• Before viewing this 1960 drive-in hit, keep in mind that it is not really a serious attempt at science fiction. Many critics and viewers have panned this movie because they expected some sort of INVISIBLE MAN-style plot with good acting and plenty of special effects. But if it was high-quality cinema they were looking for, then why in the hell did they choose to watch a movie with a title like "THE AMAZING TRANSPARENT MAN"?

    Viewers with no expectations, a good sense of humor, and an open mind will probably enjoy this bizarre little sci-fi romp. The whole mad scientist/escaped prisoner/invisible Nazi story is beyond befuddling, but it is so unbelievably far-fetched that you'll be entertained anyway.

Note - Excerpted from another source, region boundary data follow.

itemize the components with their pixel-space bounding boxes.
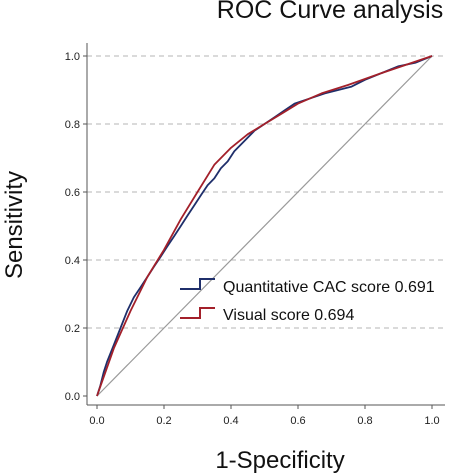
y-tick-label: 0.0 — [65, 391, 80, 403]
x-tick-label: 0.0 — [89, 415, 104, 427]
legend-swatch-visual — [180, 307, 215, 319]
x-ticks: 0.0 0.2 0.4 0.6 0.8 1.0 — [89, 405, 440, 427]
legend-item-visual: Visual score 0.694 — [180, 307, 354, 324]
legend: Quantitative CAC score 0.691 Visual scor… — [180, 278, 435, 324]
x-tick-label: 0.4 — [223, 415, 238, 427]
y-tick-label: 0.8 — [65, 119, 80, 131]
y-axis-label: Sensitivity — [1, 171, 28, 279]
y-ticks: 0.0 0.2 0.4 0.6 0.8 1.0 — [65, 51, 87, 403]
legend-label-visual: Visual score 0.694 — [223, 307, 354, 324]
series-line-quantitative — [96, 55, 433, 397]
legend-label-quantitative: Quantitative CAC score 0.691 — [223, 279, 435, 296]
y-tick-label: 0.4 — [65, 255, 80, 267]
legend-item-quantitative: Quantitative CAC score 0.691 — [180, 278, 435, 296]
x-tick-label: 0.8 — [357, 415, 372, 427]
reference-diagonal-line — [96, 55, 433, 397]
x-tick-label: 1.0 — [424, 415, 439, 427]
gridlines — [87, 55, 445, 329]
series-line-visual — [96, 55, 433, 397]
chart-title: ROC Curve analysis — [217, 0, 443, 24]
legend-swatch-quantitative — [180, 278, 215, 290]
x-axis-label: 1-Specificity — [215, 447, 344, 474]
y-tick-label: 1.0 — [65, 51, 80, 63]
series-lines — [96, 55, 433, 397]
x-tick-label: 0.6 — [290, 415, 305, 427]
y-tick-label: 0.6 — [65, 187, 80, 199]
y-tick-label: 0.2 — [65, 323, 80, 335]
x-tick-label: 0.2 — [156, 415, 171, 427]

    THE AMAZING TRANSPARENT MAN does a nice job at not dawdling on boring fake science jargon (a shortcoming that most sci-fi yarns of this era suffer from) and somehow manages to dole out one outrageous scene after another during its unusually short running time. Within the course of 58 minutes, you will witness invisible fist fights, invisible robberies, atomic blasts, jailbreaks, in-your-face anti-nuclear-weaponry overtones, and a whole barrage of people stealing from and/or deceiving one another. Every single character either betrays or holds one another hostage at some point during the picture.

    If you're in the mood for something that is so goofy and so off-the-wall that it defies description, then I suggest you run out the VHS cut-out bin nearest you and pick up this movie. Trust me, you'll be glad you did.